Recently, we had a week off of our internships to be sent off on an excursion to the city of Johannesburg and then a safari in Kruger National Park. The thought of being able to see big game in their natural habitat was an exciting one for me. However, I felt a background presence of anxiety within me. I was unsure what to do about this, and simply went about preparing for the trip. I woke up the next day for the trip, and still had a lingering anxiety. I felt less like myself than I had the entire trip. Unfortunately, I had to keep pushing through – as I had no choice in the matter. I found myself at museums through-out Jo’burg being unable to fully appreciate the information they contained. I even began to have trouble sleeping. It seemed that metaphorically I was on a bus that I couldn’t get off of and I did not have any control over. I didn’t realize why I felt so anxious – but at some point I realized that my lack of choice during the week of our excursion is what truly got to me. While I am seriously grateful that we had such an informative trip planned for us (meals included for the most part), I felt like I was in an odd position. I am a young adult, but the situation felt as though we were in high school. It wasn’t necessarily a bad thing, it just elicited truly odd feelings. I wasn’t sure how to react, but once I was able to understand myself – things became a bit easier to handle.

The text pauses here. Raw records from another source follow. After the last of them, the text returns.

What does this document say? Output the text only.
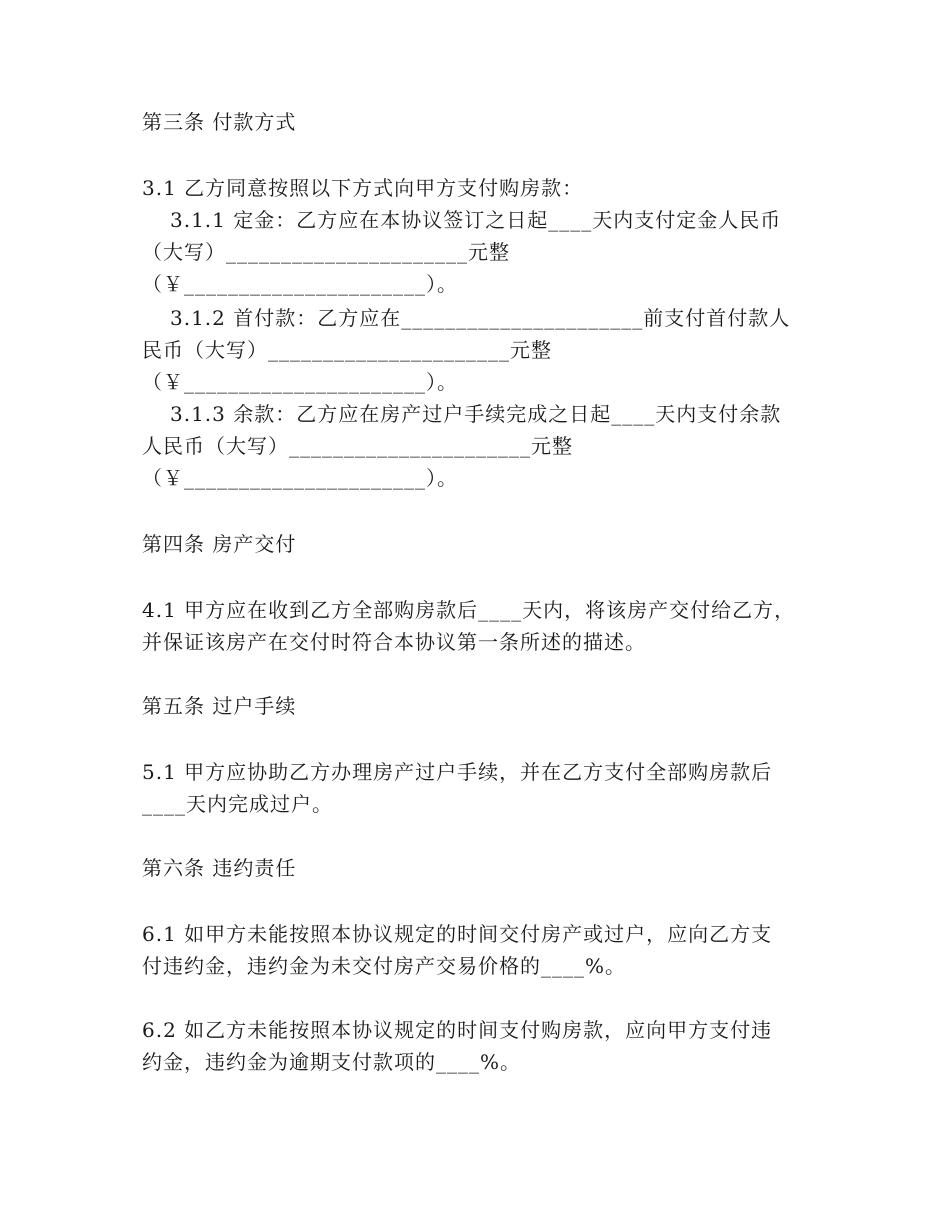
第三条 付款方式
3.1 乙方同意按照以下方式向甲方支付购房款：
3.1.1 定金：乙方应在本协议签订之日起____天内支付定金人民币
（大写）______________________元整
（￥______________________）。
3.1.2 首付款：乙方应在______________________前支付首付款人
民币（大写）______________________元整
（￥______________________）。
3.1.3 余款：乙方应在房产过户手续完成之日起____天内支付余款
人民币（大写）______________________元整
（￥______________________）。
第四条 房产交付
4.1 甲方应在收到乙方全部购房款后____天内，将该房产交付给乙方，
并保证该房产在交付时符合本协议第一条所述的描述。
第五条 过户手续
5.1 甲方应协助乙方办理房产过户手续，并在乙方支付全部购房款后
____天内完成过户。
第六条 违约责任
6.1 如甲方未能按照本协议规定的时间交付房产或过户，应向乙方支
付违约金，违约金为未交付房产交易价格的____%。
6.2 如乙方未能按照本协议规定的时间支付购房款，应向甲方支付违
约金，违约金为逾期支付款项的____%。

Our excursion was full of so much rich information about South Africa’s history, but I found myself learning so much about myself. It was so incredibly unexpected. I had the opportunity to be introspective. I was able to learn that I am particularly vulnerable in situations that I feel I have no choice. I began to notice this in other areas of my life, whether on the big or large scale. I learned its important for me to be honest with myself and to learn to distinguish between whether something is a choice of mine or an obligation. This trip was important for me in learning how important honesty and acceptance are. What gave me the most anxiety was that I felt like I should be completely appreciating all of this amazing history. I was at odds with what I was truly feeling and I wasn’t be honest with myself.
So at first although I was apprehensive about our excursion, I now see how valuable it was in helping me learn things about myself.